US Dollar Dips to One-Week Low as FOMC Highlights Inflation Concerns
Aiswarya Gopan • 1 min read
The US dollar is trading at the lowest levels seen since a week, putting a pause in its recent rally early on Thursday following the release of the latest FOMC meeting minutes in which policymakers raised concerns about high inflation. At the time of writing, the US dollar index DXY is trading around 93.89.
Although the meeting minutes confirm that the Fed will start tapering its asset purchases next month, the greenback came under pressure after policymakers worried about high inflationary pressures persisting for a longer period of time. Inflation could derail economic recovery from the pandemic, keeping consumers wary about spending more as prices of goods and services rise.
This fear was further reinforced after the release of the CPI data in the previous session, which revealed a strong pick-up in consumer prices during September. The CPI came in at +0.4% in September against August’s 0.3% reading, on the back of a 0.9% increase in food prices and soaring energy costs.

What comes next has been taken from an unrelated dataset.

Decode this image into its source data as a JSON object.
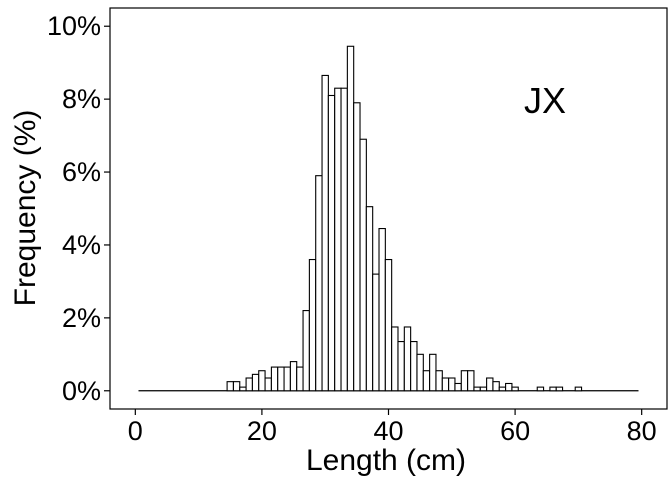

However, the inflation report does support expectations that the Fed would have to step in with monetary tightening measures sooner than anticipated. As a result, losses in the US dollar remain limited amid hopes for hawkish moves from the central bank.
Money markets maintain a 50% likelihood for the first rate hike since the pandemic to happen as soon as July 2022. If inflationary pressures persist, the Fed may start with a 25bp rate hike by next summer to help support the economic recovery.